This post started a different way until an encounter I had at the suck-fest known as Victoria’s Secret today and the body shame I did to myself.
I loved a note that one of my girlfriends sent me, “the secret is not Victoria’s.” Ha! Without rehashing the whole thing, you can read it for yourself by checking out this Facebook post. I didn’t share it to get a ton of sympathy, but man, I have some incredible friends who really know HOW to treat other women and lift each other up. #grateful. So, today’s topic: The Body Shame Game. Newsfeed Competition. Jealousy. Self-Doubt. Mom-Guilt. Take your pick….because no matter how you slice it, we as women, have all done it, and it all comes back to self-love.
A Little Bit About the Journey I’ve Been On
Personally, this has been a huge struggle for me over the past 3-4 months. I set really high expectations and goals for myself. It’s been like this my whole life. So, after I had Nolan in January 2016, I naturally put a date in my head for when I wanted to start working out, six week’s postpartum when I got the clearance from my OBGYN. Mistake numero uno. I tried working out to 22 Minute Hard Corps, but my body was not ready. I kept going for a week and could tell I was doing more harm than good. All I felt on the inside was failure.
At about the three month postpartum mark, my body felt better. My mind was in a better place and I hooked up with my man ShaunT for some Focus T25. It was just what I needed. I could push myself, but the modifier got me through most days. I could see progress in the first month and had the ability to build my stamina back up, and by month two, I was ready to hit the weights. Finally some confidence!
I went on to do a few other programs over the course of the year. By the end of 2016, I had lost 30 of my 40 baby pounds. But those last 10 pounds!!! Oh my gosh, what do I have to do to lose you?? I know what will work, my old love, Insanity. I had bomb results a couple years ago with Max 30, so I decide, that’s the ticket. And…I lost 5 pounds in 60 days… whant, whant, whant….But here’s the thing, I know what was happening, and I was packing on the muscle, so I wanted to give myself some credit, because, my upper body strength was great, and my pants were fitting better. Two things I’m not gonna complain about. But something was still bothering me.
You know what it was? My stomach. That has always been one of my strongest areas. I know how critical it is have a solid core, so that everything else can be strong too. But, it has been SO hard to get that back. I definitely think I had some ab separation, so I had to take a step back and refocus and modify. Which is really hard for me (mentally). But as spring approached I really started to come down on myself.
Here it Comes…
The body shame game in FULL FORCE. The self-doubt has set in with a vengeance. And why? Because I didn’t have six-pack abs? Honestly? Yea. I’m working my ass off, I’m eating healthy, and I’ll admit that I have definitely given myself grace in the first half of the year to just enjoy more foods than I’d normally say no to. But not enough that I felt like I couldn’t lose my muffin top.

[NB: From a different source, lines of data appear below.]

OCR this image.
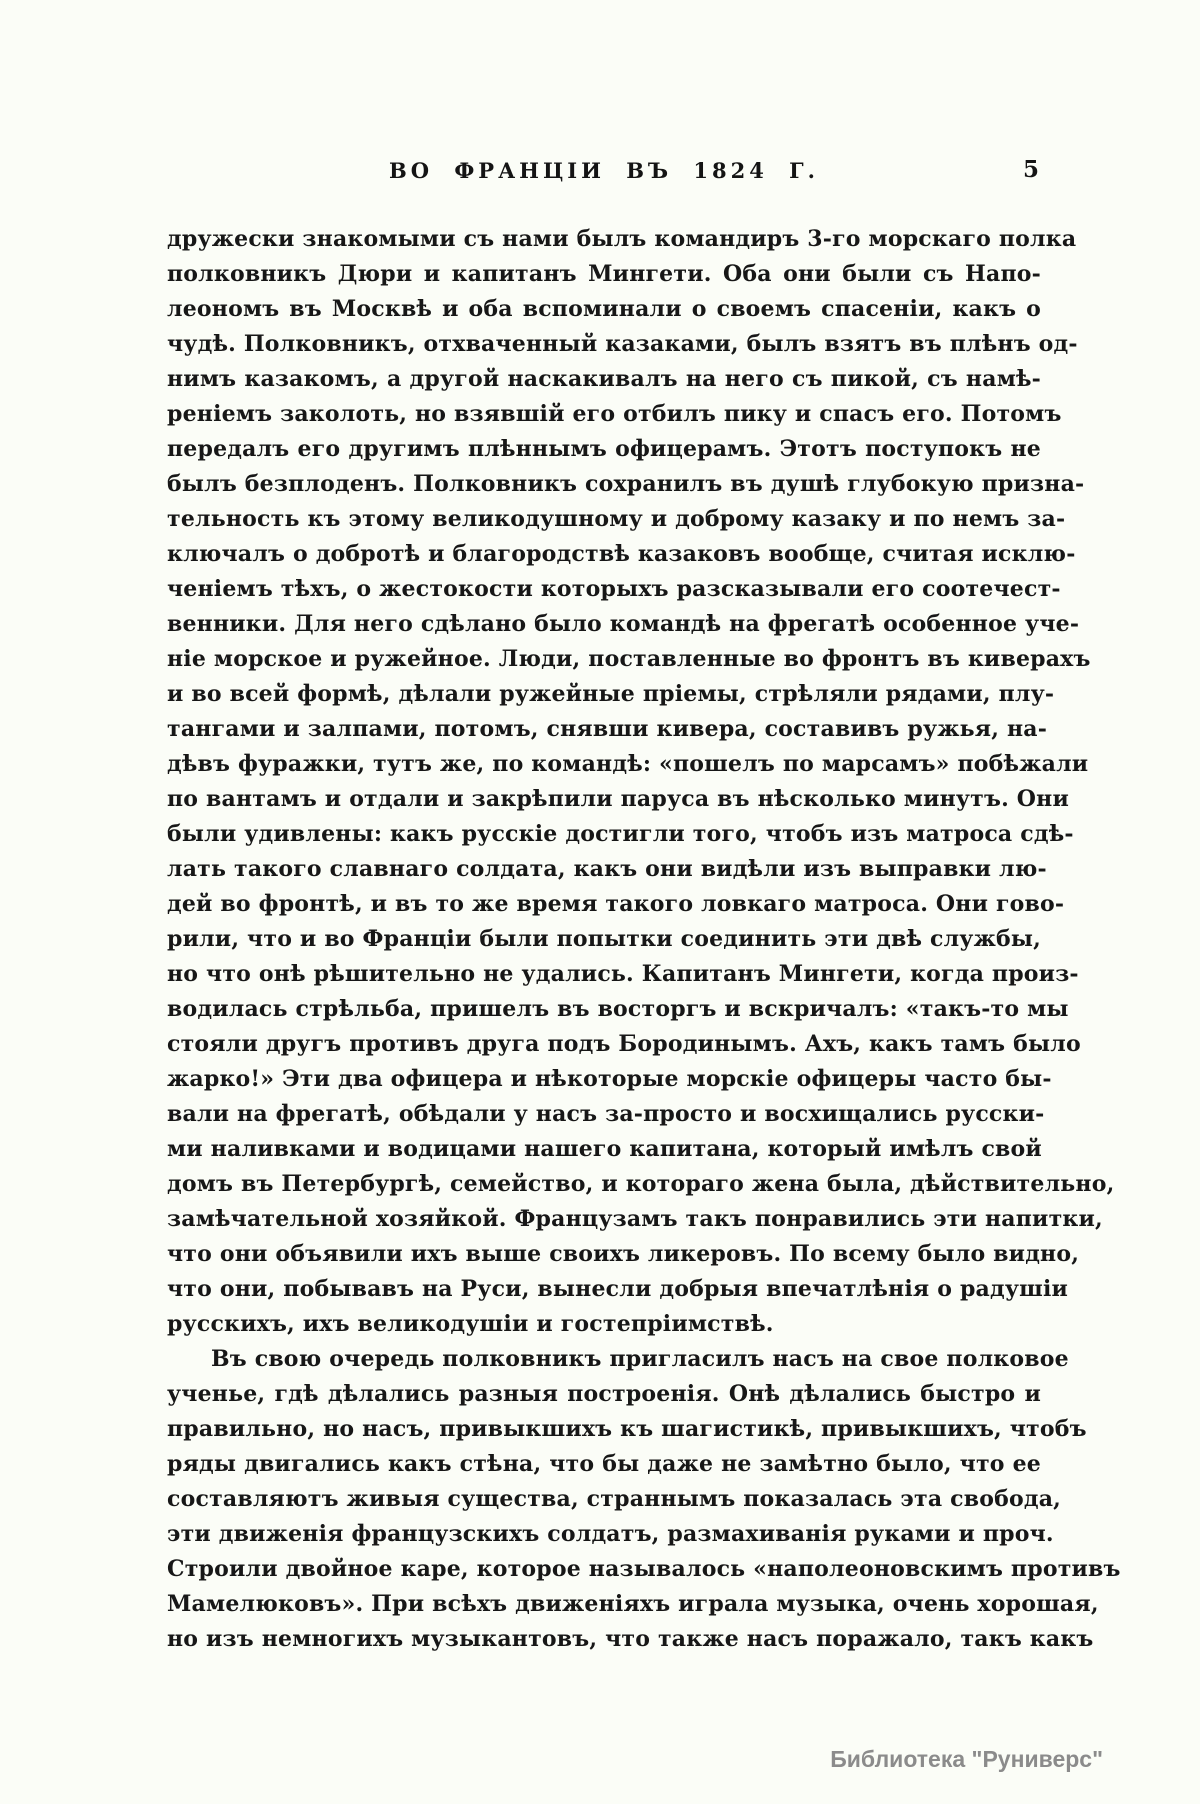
ВО ФРАНЦІИ ВЪ 1824 Г.	5
дружески знакомыми съ нами былъ командиръ 3-го морскаго полка
полковникъ Дюри и капитанъ Мингети. Оба они были съ Напо-
леономъ въ Москвѣ и оба вспоминали о своемъ спасеніи, какъ о
чудѣ. Полковникъ, отхваченный казаками, былъ взятъ въ плѣнъ од-
нимъ казакомъ, а другой наскакивалъ на него съ пикой, съ намѣ-
реніемъ заколоть, но взявшій его отбилъ пику и спасъ его. Потомъ
передалъ его другимъ плѣннымъ офицерамъ. Этотъ поступокъ не
былъ безплоденъ. Полковникъ сохранилъ въ душѣ глубокую призна-
тельность къ этому великодушному и доброму казаку и по немъ за-
ключалъ о добротѣ и благородствѣ казаковъ вообще, считая исклю-
ченіемъ тѣхъ, о жестокости которыхъ разсказывали его соотечест-
венники. Для него сдѣлано было командѣ на фрегатѣ особенное уче-
ніе морское и ружейное. Люди, поставленные во фронтъ въ киверахъ
и во всей формѣ, дѣлали ружейные пріемы, стрѣляли рядами, плу-
тангами и залпами, потомъ, снявши кивера, составивъ ружья, на-
дѣвъ фуражки, тутъ же, по командѣ: «пошелъ по марсамъ» побѣжали
по вантамъ и отдали и закрѣпили паруса въ нѣсколько минутъ. Они
были удивлены: какъ русскіе достигли того, чтобъ изъ матроса сдѣ-
лать такого славнаго солдата, какъ они видѣли изъ выправки лю-
дей во фронтѣ, и въ то же время такого ловкаго матроса. Они гово-
рили, что и во Франціи были попытки соединить эти двѣ службы,
но что онѣ рѣшительно не удались. Капитанъ Мингети, когда произ-
водилась стрѣльба, пришелъ въ восторгъ и вскричалъ: «такъ-то мы
стояли другъ противъ друга подъ Бородинымъ. Ахъ, какъ тамъ было
жарко!» Эти два офицера и нѣкоторые морскіе офицеры часто бы-
вали на фрегатѣ, обѣдали у насъ за-просто и восхищались русски-
ми наливками и водицами нашего капитана, который имѣлъ свой
домъ въ Петербургѣ, семейство, и котораго жена была, дѣйствительно,
замѣчательной хозяйкой. Французамъ такъ понравились эти напитки,
что они объявили ихъ выше своихъ ликеровъ. По всему было видно,
что они, побывавъ на Руси, вынесли добрыя впечатлѣнія о радушіи
русскихъ, ихъ великодушіи и гостепріимствѣ.
Въ свою очередь полковникъ пригласилъ насъ на свое полковое
ученье, гдѣ дѣлались разныя построенія. Онѣ дѣлались быстро и
правильно, но насъ, привыкшихъ къ шагистикѣ, привыкшихъ, чтобъ
ряды двигались какъ стѣна, что бы даже не замѣтно было, что ее
составляютъ живыя существа, страннымъ показалась эта свобода,
эти движенія французскихъ солдатъ, размахиванія руками и проч.
Строили двойное каре, которое называлось «наполеоновскимъ противъ
Мамелюковъ». При всѣхъ движеніяхъ играла музыка, очень хорошая,
но изъ немногихъ музыкантовъ, что также насъ поражало, такъ какъ
Библиотека "Руниверс"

For two months, I kept forging ahead. I kept picking apart every part of my body. Then a couple weeks ago, I just decided, enough! Enough of this BS. Enough of not being grateful that my body grew TWO mini humans! How selfish am I? There are so many women dying to have babies and their bodies just can’t do it. That right there put it all back into perspective. So, here’s what progress looks like for me. From that point at the three month mark (on the right), to about 4-6 months later (middle), to where I’m currently at a year and half after having my sweet Nolan. Progress, not perfect. Not rock hard. And I’ve continued on, daily, and if you’re starting and stopping, just think about what could be accomplished if you didn’t quit! What’s one year really worth to you?
There’s No Shame in Having Curves!
There is absolutely NO reason why any of us should be scrolling our newsfeed and comparing where we’re at today to someone who has been on their journey twice as long. Someone who is more committed to their nutrition. Someone who works from home or never travels and has to worry about where they’re going to eat. Excuses? Sure. Reality? Totally.
And then there’s the photo factor. Mmm hmm…you know what I’m talking about. Those photos you’re looking at on social media, how many pics did that person take to get the one “perfect” photo? Trust me, too many is the correct answer. I play that game, but I will take 3 photos and if whatever I have to share, I have to share. I don’t have perfect lighting, but here’s how different pictures look with just a little lighting and a slightly different angle.
Here’s me just standing in my gym, normal basement lighting. This is the photo I usually post.
Then, with a little bit of sunshine and a different angle, it doesn’t even look like the same body.
So, the moral of the story (thanks for reading it all by the way). It’s time to stop giving a shit about what everyone else thinks and start treating ourselves with the respect WE deserve. If we don’t value our own worth, our bodies and teach our daughter’s, niece’s and any other women in our lives, that the scale doesn’t define us, who will? A crappy sales person at the mall? A photo-shopped picture in a magazine? No thanks. I’m taking back that power. A shopping experience won’t define me. Enough of the body shaming game and more of the Strong is Sexy game!